No one can be saved. If initially Aronofsky has explicited their claustrophobic solitude using the split screen, now he symbolize it with an alternate montage that shows the four protagonists cuddled in fetal position in their respective beds, while they think back to the past, to what it was, what could have been and what would never be (a successful son for Sarah, a quiet life with Marion for Harry, a mother-son relationship for Tyrone and the contemplation of heroin as the only escape from life for Marion).
There is no morality, there is no happy ending: there is only a destructive representation of the dependences of the contemporary man, condemned to a blind and nihilistic fate of solitude.

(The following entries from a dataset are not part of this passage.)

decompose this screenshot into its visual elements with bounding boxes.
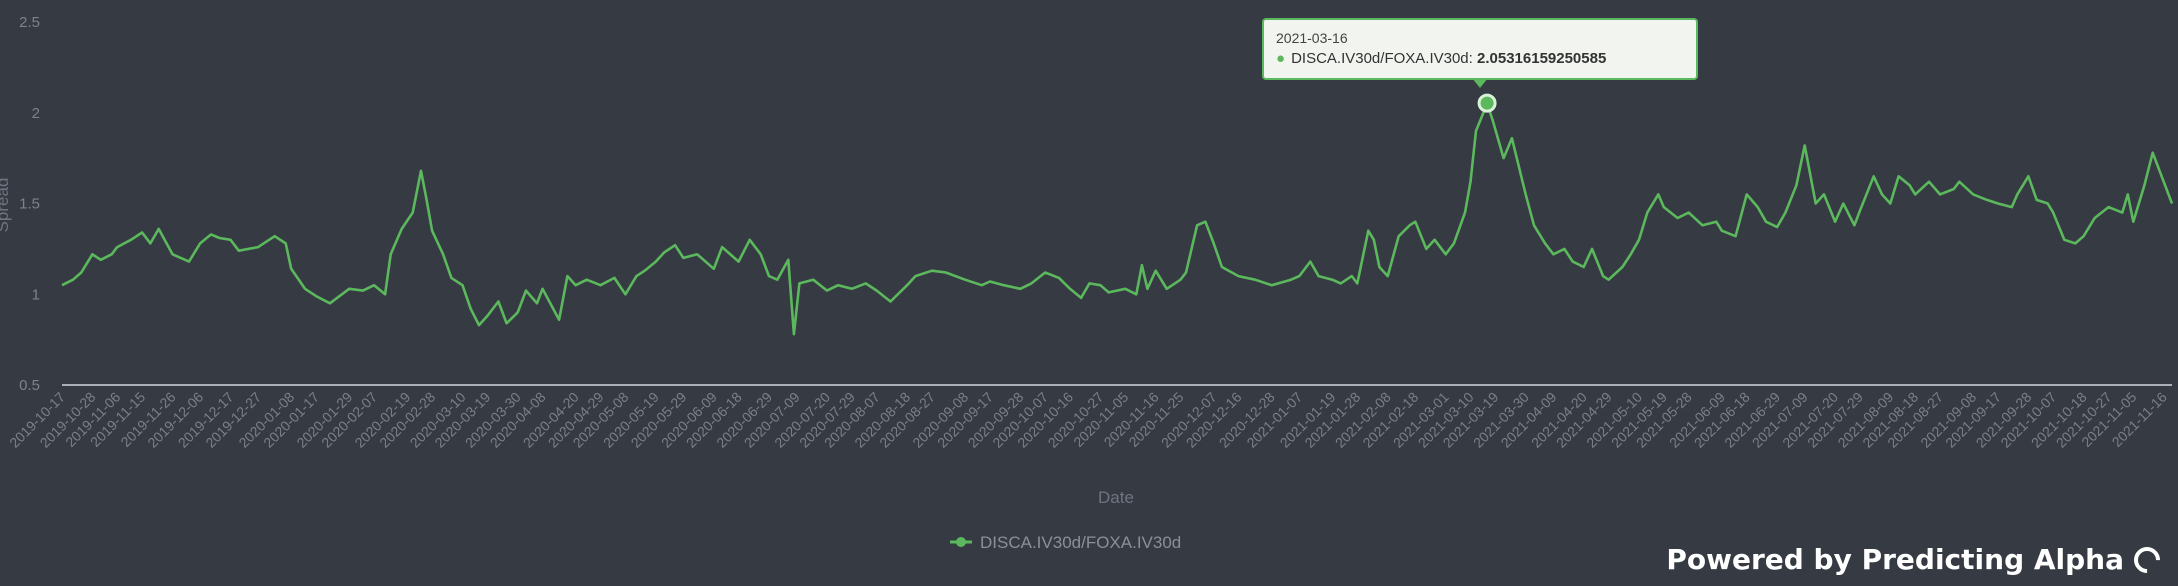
y-tick-label: 0.5: [19, 377, 40, 394]
y-tick-label: 1: [32, 286, 40, 303]
tooltip-bullet-icon: ●: [1276, 50, 1286, 67]
y-tick-label: 2.5: [19, 14, 40, 31]
tooltip: 2021-03-16 ● DISCA.IV30d/FOXA.IV30d: 2.05…: [1262, 18, 1698, 88]
tooltip-series: DISCA.IV30d/FOXA.IV30d: [1291, 50, 1469, 67]
series-line[interactable]: [61, 102, 2174, 336]
y-axis-ticks: 0.5 1 1.5 2 2.5: [19, 14, 40, 394]
predicting-alpha-logo-icon: [2128, 541, 2166, 578]
legend-label: DISCA.IV30d/FOXA.IV30d: [980, 533, 1181, 552]
legend-marker-icon: [956, 537, 966, 547]
y-axis-title: Spread: [0, 178, 12, 233]
x-axis-ticks: 2019-10-172019-10-282019-11-062019-11-15…: [6, 389, 2170, 451]
hover-point-marker[interactable]: [1477, 93, 1497, 113]
tooltip-row: ● DISCA.IV30d/FOXA.IV30d: 2.0531615925058…: [1276, 50, 1607, 67]
powered-by-branding[interactable]: Powered by Predicting Alpha: [1666, 541, 2166, 578]
powered-by-text: Powered by Predicting Alpha: [1666, 543, 2124, 576]
y-tick-label: 1.5: [19, 196, 40, 213]
tooltip-value: 2.05316159250585: [1477, 50, 1607, 67]
legend-item[interactable]: DISCA.IV30d/FOXA.IV30d: [950, 533, 1181, 552]
y-tick-label: 2: [32, 105, 40, 122]
tooltip-date: 2021-03-16: [1276, 30, 1348, 46]
x-axis-title: Date: [1098, 488, 1134, 507]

A mention of merit certainly goes to Clint Mansell and to the Kronos Quartet, respectively composer and performers of the iconic soundtrack. Mansell manages to compose a work that mixes classical music with electronic elements, in full line with the contemporary taste of the film, which mixes tragic and ironic, in a very strong tension between reality and hypocrisy. The most probably most famous track of the work (also because it has been reproposed remusiced in The Lord of the Rings saga) is definitely Lux Aeterna: the dramatic arcs of the track call with violence the reaction of the spectator, who is pushed to indignation to what he sees in a double game that criticizes society and at the same time makes it disgusts of itself.

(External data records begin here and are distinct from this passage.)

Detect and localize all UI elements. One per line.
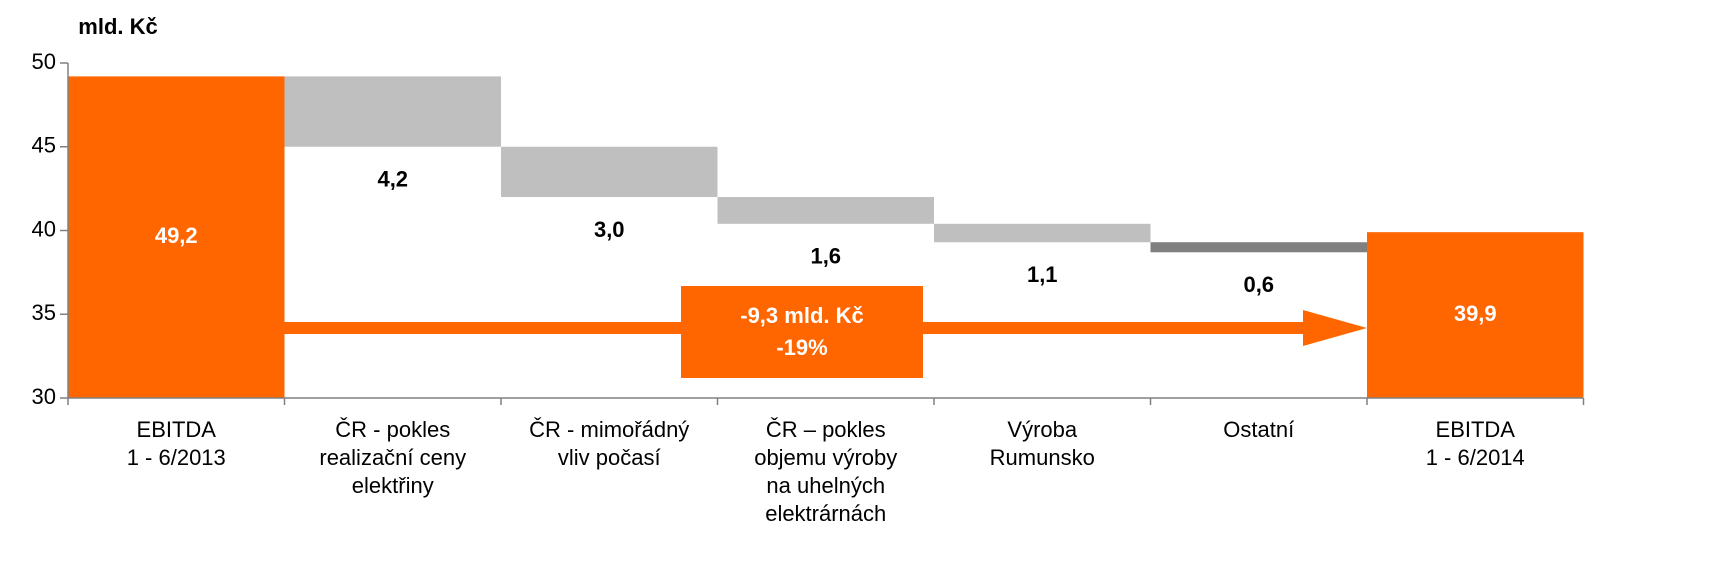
x-tick-label-line: 1 - 6/2014 (1426, 445, 1525, 470)
x-tick-label-line: Ostatní (1223, 417, 1294, 442)
y-tick-label: 35 (32, 300, 56, 325)
x-tick-label-line: ČR – pokles (766, 417, 886, 442)
x-tick-label-line: 1 - 6/2013 (127, 445, 226, 470)
x-tick-label-line: vliv počasí (558, 445, 661, 470)
x-tick-label-line: ČR - pokles (335, 417, 450, 442)
x-tick-label-line: Rumunsko (990, 445, 1095, 470)
bar (284, 76, 501, 147)
x-tick-label-line: Výroba (1007, 417, 1077, 442)
x-tick-label-line: na uhelných (766, 473, 885, 498)
value-label: 3,0 (594, 217, 625, 242)
x-tick-label-line: realizační ceny (319, 445, 466, 470)
x-tick-label: Ostatní (1223, 417, 1294, 442)
x-tick-label-line: objemu výroby (754, 445, 897, 470)
x-tick-label-line: EBITDA (137, 417, 217, 442)
bar (934, 223, 1151, 243)
x-tick-label: ČR - mimořádný vliv počasí (529, 417, 689, 470)
x-tick-label: Výroba Rumunsko (990, 417, 1095, 470)
x-tick-label: ČR - pokles realizační ceny elektřiny (319, 417, 466, 498)
arrow-head (1303, 310, 1367, 346)
annotation-text: -9,3 mld. Kč (740, 303, 863, 328)
x-tick-label-line: EBITDA (1436, 417, 1516, 442)
x-tick-label-line: elektřiny (352, 473, 434, 498)
bar (1367, 232, 1584, 398)
bar (501, 146, 718, 197)
y-axis-label: mld. Kč (78, 14, 157, 39)
bar (68, 76, 285, 399)
value-label: 4,2 (377, 167, 408, 192)
x-tick-label-line: ČR - mimořádný (529, 417, 689, 442)
x-tick-label: EBITDA 1 - 6/2014 (1426, 417, 1525, 470)
x-tick-label-line: elektrárnách (765, 501, 886, 526)
y-tick-label: 40 (32, 216, 56, 241)
annotation-box (681, 286, 923, 378)
y-tick-label: 45 (32, 133, 56, 158)
bar (1150, 242, 1367, 253)
value-label: 0,6 (1243, 272, 1274, 297)
x-tick-label: EBITDA 1 - 6/2013 (127, 417, 226, 470)
annotation-text: -19% (776, 335, 827, 360)
value-label: 1,1 (1027, 262, 1058, 287)
value-label: 1,6 (810, 244, 841, 269)
y-tick-label: 50 (32, 49, 56, 74)
value-label: 49,2 (155, 223, 198, 248)
x-tick-label: ČR – pokles objemu výroby na uhelných elekt… (754, 417, 897, 526)
value-label: 39,9 (1454, 301, 1497, 326)
bar (717, 197, 934, 224)
y-tick-label: 30 (32, 384, 56, 409)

The track is reproposed in a very hammering way in several sequences of the film, putting in relation different plans and creating a game of memory and eternal return of time, that well marries with the division of the film in seasons. In this eternal return we don’t have the presence of a crack that would have been the spring: happiness and serenity.
Darren Aronosfky directs a work that really hurts those who look at it: a heavy slap to us and everything in which we believe. He expresses it with a very modern and bombing direction that, among split screens, episodic editing and unreal objective shots, simultaneously calls the attention of the spectator and sends him into total chaos.